Anderson wrote to James on December 8 to explicitly report that this was not practically sufficient.
“Whereas I respect that any proposal to vary laws shall be a matter for presidency, this suggestion goes to DEWR’s overview of the automated course of inside the TCF system, together with contemplating whether or not any coverage authority, or legislative change, is required to implement it,” he wrote.
“My workers will monitor DEWR’s progress on these issues in reviewing whether or not it has carried out this suggestion.”
Whether or not a authorities program has authority to exist was a vital query on the coronary heart of robodebt, which had none, and has price lives and livelihoods along with billions of {dollars} in compensation ultimately provided by the Commonwealth throughout authorized motion.
When requested by The Saturday Paper whether or not authorities businesses nonetheless seem to not perceive the coverage they’re imagined to oversee, Anderson mentioned, “That’s in all probability a good factor to say.

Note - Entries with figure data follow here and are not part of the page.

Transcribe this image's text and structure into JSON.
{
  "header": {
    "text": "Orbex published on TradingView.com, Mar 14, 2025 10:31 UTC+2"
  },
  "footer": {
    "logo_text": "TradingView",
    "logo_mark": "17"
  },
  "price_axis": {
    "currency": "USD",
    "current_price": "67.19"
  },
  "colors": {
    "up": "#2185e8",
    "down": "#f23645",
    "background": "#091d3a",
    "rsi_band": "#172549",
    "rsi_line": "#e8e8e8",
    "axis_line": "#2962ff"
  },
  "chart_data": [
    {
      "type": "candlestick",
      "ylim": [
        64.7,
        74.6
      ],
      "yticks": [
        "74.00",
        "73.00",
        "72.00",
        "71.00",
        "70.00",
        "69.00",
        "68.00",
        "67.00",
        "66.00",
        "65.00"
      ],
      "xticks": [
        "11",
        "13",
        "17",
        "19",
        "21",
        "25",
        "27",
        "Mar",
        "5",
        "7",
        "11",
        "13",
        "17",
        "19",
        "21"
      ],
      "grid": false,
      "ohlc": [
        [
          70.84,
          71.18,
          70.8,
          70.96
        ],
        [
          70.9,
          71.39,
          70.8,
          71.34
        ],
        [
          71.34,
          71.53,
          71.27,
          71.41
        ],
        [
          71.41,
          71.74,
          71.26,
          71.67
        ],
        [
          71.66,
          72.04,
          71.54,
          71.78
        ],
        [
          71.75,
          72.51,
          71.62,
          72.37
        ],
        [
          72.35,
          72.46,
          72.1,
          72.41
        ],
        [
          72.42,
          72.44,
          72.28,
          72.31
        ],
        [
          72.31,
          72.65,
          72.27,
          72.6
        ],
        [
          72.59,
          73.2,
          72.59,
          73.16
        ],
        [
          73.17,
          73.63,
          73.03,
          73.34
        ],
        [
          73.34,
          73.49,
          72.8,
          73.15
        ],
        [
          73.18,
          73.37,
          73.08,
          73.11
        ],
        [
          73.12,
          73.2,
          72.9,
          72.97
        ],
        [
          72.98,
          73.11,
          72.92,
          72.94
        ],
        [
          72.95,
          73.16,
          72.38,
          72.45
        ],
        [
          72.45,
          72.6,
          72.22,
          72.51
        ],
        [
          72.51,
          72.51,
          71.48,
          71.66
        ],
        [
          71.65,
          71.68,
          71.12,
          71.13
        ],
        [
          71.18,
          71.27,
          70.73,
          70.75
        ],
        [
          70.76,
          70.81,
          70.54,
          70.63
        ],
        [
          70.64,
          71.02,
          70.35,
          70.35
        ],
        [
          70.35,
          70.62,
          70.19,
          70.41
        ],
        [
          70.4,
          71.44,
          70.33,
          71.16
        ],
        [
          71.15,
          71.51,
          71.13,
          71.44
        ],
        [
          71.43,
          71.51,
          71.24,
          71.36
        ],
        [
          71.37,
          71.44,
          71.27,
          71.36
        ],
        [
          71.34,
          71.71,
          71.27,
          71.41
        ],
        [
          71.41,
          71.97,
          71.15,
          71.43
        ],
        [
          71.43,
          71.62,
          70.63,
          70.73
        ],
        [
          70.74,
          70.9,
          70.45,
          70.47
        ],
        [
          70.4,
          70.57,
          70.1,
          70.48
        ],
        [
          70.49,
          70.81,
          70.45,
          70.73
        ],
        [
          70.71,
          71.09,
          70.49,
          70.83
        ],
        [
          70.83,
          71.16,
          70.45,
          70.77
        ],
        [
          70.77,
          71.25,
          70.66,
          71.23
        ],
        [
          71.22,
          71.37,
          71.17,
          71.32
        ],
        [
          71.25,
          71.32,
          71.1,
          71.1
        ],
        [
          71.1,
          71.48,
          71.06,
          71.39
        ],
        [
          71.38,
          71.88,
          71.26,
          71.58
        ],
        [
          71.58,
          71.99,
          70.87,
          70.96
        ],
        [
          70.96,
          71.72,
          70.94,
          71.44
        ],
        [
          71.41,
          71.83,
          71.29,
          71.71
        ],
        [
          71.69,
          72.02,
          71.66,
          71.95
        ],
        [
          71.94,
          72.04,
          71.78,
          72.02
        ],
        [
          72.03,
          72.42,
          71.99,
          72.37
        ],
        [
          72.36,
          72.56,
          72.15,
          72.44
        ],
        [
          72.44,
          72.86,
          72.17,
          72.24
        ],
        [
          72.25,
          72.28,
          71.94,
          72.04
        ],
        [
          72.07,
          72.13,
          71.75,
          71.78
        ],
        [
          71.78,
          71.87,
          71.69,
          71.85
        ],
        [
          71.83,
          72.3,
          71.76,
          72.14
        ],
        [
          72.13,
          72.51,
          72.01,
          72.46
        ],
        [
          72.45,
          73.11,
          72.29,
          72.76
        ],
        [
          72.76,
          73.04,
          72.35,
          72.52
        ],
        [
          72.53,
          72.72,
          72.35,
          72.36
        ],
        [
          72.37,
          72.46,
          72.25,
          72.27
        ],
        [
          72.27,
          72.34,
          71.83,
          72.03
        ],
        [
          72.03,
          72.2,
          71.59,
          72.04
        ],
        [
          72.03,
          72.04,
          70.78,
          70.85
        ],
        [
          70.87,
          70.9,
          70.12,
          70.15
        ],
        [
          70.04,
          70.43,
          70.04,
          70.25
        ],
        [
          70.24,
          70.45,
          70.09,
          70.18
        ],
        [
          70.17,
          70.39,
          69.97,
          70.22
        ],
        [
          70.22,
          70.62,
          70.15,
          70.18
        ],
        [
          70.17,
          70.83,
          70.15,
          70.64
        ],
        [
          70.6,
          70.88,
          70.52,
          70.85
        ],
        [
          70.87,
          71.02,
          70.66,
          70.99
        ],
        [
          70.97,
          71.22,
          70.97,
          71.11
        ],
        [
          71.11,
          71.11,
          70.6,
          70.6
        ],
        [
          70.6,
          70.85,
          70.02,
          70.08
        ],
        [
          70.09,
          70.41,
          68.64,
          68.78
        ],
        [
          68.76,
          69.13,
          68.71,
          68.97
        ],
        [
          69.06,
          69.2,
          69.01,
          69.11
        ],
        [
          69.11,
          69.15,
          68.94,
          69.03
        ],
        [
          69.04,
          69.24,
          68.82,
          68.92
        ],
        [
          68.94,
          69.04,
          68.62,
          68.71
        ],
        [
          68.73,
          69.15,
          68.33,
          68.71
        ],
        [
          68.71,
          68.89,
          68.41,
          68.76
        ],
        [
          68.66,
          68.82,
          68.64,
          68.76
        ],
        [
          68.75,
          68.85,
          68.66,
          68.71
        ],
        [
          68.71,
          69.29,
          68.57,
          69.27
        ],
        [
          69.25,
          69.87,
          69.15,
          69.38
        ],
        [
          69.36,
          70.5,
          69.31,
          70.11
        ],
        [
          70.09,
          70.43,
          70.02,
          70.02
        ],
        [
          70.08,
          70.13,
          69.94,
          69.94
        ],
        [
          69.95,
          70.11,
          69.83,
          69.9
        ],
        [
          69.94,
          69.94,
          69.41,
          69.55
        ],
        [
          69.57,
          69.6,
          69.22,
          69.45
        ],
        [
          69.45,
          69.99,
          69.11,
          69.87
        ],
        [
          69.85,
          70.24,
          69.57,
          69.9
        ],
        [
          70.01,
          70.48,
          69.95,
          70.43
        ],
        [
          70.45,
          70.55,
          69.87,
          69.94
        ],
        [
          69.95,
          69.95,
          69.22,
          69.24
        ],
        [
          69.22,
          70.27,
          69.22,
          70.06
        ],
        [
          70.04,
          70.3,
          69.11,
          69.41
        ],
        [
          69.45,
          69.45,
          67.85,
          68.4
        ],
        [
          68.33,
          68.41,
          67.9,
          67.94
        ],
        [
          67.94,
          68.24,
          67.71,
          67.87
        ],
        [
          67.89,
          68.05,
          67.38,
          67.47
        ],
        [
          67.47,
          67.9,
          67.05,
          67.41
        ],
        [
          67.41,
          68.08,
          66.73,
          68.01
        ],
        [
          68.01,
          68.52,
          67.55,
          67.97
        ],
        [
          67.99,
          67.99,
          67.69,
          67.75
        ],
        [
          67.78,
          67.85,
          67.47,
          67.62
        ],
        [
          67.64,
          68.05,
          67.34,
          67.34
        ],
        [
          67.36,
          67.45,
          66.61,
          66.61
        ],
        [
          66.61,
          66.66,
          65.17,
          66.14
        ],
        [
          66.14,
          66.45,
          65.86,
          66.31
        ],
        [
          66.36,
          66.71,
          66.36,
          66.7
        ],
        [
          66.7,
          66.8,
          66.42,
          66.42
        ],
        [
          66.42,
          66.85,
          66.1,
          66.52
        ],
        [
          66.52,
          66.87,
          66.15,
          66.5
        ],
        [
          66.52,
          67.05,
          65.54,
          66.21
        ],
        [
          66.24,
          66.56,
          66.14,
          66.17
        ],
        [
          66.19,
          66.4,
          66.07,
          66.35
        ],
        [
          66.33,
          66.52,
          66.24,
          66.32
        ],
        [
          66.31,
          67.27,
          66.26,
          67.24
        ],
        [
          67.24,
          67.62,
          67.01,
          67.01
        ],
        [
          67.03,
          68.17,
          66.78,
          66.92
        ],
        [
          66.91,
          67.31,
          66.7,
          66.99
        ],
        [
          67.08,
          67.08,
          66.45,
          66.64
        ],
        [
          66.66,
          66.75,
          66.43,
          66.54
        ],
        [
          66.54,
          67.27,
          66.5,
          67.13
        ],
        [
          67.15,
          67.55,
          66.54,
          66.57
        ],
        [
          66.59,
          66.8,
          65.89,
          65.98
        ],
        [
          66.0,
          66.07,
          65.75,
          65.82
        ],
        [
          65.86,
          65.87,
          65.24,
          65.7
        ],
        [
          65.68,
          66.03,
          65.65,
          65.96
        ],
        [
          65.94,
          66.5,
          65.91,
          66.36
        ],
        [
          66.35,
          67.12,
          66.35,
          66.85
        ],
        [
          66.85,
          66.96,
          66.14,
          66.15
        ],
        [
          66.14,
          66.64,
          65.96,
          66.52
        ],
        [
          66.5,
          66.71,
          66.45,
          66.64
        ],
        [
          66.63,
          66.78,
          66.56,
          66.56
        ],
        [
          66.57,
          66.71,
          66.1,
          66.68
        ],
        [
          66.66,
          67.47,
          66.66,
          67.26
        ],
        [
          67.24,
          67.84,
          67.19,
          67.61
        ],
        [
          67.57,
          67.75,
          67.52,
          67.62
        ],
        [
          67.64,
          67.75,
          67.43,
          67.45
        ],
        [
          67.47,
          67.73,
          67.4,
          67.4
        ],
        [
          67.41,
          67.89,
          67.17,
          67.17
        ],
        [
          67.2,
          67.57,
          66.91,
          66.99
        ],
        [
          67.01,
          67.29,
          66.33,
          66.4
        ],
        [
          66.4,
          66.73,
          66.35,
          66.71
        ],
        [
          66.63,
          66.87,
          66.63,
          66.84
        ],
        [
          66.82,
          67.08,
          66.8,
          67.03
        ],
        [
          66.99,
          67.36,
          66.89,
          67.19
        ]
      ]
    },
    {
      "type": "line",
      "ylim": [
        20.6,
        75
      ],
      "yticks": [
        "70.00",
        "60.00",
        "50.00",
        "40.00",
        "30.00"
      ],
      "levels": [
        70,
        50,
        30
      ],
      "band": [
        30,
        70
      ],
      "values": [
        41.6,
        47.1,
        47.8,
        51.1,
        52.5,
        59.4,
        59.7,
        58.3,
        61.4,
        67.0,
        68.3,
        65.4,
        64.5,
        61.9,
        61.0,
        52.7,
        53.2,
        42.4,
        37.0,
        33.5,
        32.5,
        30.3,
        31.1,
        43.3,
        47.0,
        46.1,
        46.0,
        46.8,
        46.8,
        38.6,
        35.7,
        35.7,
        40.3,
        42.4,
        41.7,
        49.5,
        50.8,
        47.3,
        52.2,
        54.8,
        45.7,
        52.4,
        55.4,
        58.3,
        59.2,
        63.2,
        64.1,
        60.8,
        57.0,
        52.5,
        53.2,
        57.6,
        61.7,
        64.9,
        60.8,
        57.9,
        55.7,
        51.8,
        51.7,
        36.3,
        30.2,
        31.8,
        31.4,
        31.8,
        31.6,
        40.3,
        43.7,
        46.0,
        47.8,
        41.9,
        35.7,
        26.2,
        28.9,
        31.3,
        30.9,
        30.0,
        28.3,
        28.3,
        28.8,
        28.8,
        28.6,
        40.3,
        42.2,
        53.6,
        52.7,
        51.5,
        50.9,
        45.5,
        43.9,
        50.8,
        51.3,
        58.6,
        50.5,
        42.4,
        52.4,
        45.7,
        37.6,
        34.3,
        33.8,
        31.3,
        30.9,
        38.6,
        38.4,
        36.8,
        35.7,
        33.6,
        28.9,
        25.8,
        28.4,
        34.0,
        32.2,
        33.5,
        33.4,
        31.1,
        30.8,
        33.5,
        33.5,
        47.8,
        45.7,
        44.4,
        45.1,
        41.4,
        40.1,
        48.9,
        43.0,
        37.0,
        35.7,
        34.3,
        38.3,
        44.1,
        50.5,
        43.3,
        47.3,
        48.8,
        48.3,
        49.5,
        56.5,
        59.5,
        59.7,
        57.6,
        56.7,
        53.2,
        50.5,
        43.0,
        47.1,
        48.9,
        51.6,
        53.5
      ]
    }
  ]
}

“It’s barely regarding to be given conflicting items of recommendation by them,” he mentioned this week. “You’d hope that they’d a really clear pathway to getting higher at this and fixing any errors and with the ability to have higher information to make higher selections.
“So, yeah, it’s regarding that they’re nonetheless having to right themselves. It’s as much as them to provide recommendation to authorities. The advice is that each businesses overview the automated course of. They’re not off the hook. If the federal government says it’s not going to legislate, there is likely to be issues that may be performed wanting laws.”
Iain Anderson ended his interview with The Saturday Paper with a warning for all public servants, and by implication ministers, after the horror of robodebt, a saga that swept the ombudsman’s workplace into calamity underneath a former chief for permitting itself to be deceived by businesses it was investigating.
“I believe, should you do return to robodebt, what we did have was years and years of the general public service being informed, ‘Simply do what you’re informed to by ministers.’ And for some individuals, that’s a tough lesson to unlearn,” he says.
“It’s a piece in progress for the Australian Public Service in rebuilding itself and recapturing the core craft of being a correct public servant and to get again to the notion that, truly, the general public service must act with integrity in every little thing it does.”
The Division of Employment and Office Relations informed The Saturday Paper it “started utilizing the [risk] app this month for ongoing monitoring of the appliance of the Focused Compliance Framework by suppliers.”
This text was first revealed within the print version of The Saturday Paper on
December 13, 2025 as “‘Significantly unusual’: Ombudsman damns welfare compliance”.